In 2001 it was again bought privately with the plan to turn it into a hotel. However this never transpired and, in 2008, the building was purchased by Loreburn Housing Association. In 2009 there were plans to demolish the house, but days before it was due to be razed the house and garden were purchased for £75,000 by the Peter Pan Moat Brae Trust.

==Peter Pan Moat Brae Trust==
The Trust was established to save and restore the house and garden and to develop them as Scotland's first Centre for Children's Literature. To do this the Trust raised over £6m from various funding bodies, foundations and private individuals. Its fundraising campaign was launched in August 2011 by the Trust's patron, Joanna Lumley. That month, Scottish Culture Secretary Fiona Hyslop announced a grant of £250,000 from Historic Scotland to help in the restoration of the building. Historic Scotland provided further restoration funds in subsequent years, and the National Heritage Lottery Fund and Creative Scotland also contributed funding.
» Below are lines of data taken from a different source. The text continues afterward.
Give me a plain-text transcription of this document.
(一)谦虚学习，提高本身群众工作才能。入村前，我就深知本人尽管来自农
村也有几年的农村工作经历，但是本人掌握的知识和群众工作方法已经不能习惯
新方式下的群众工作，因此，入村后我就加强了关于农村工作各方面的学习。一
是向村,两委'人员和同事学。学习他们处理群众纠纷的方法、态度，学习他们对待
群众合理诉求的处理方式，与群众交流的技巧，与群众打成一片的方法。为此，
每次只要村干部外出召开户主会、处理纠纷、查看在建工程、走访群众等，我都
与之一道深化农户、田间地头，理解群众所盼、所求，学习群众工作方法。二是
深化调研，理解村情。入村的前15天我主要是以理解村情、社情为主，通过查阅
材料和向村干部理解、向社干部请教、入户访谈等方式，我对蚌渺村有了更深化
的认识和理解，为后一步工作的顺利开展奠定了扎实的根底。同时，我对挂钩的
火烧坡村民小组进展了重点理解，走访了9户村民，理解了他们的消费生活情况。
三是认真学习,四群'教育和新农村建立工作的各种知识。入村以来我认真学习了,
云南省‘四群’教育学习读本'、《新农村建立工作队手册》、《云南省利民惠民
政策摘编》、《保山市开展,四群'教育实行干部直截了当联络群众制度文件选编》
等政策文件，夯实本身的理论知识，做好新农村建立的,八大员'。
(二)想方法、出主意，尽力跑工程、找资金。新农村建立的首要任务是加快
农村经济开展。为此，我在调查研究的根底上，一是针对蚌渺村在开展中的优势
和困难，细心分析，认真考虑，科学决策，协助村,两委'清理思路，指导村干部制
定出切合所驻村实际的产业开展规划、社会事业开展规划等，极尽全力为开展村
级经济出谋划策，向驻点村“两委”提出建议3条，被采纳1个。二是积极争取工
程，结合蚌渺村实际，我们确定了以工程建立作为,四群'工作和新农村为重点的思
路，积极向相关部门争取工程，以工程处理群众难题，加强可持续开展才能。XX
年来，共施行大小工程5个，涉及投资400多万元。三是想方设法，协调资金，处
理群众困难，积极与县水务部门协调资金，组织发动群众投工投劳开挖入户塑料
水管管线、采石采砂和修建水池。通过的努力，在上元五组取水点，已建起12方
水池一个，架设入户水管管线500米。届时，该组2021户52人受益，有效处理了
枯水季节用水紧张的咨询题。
A land deal was concluded between Dumfries and Galloway Council and the Moat Brae Trust, whereby council-owned land that runs alongside the River Nith behind Dumfries Academy was sold to the Trust for £1. The council has said it has no use for the land but recognises its importance for the work of the Trust to develop a Centre for Children's Literature.

Moat Brae opened to the public as the National Centre for Children's Literature and Storytelling on 1 June 2019. Moat Brae is also home to the library of the Arthur Ransome Society.

In August 2024, Moat Brae was closed due to financial difficulties; the following month, the property was put up for bid. Dumfries and Galloway Council and other grantors seek to recover funds they provided for the Centre for Children's Literature.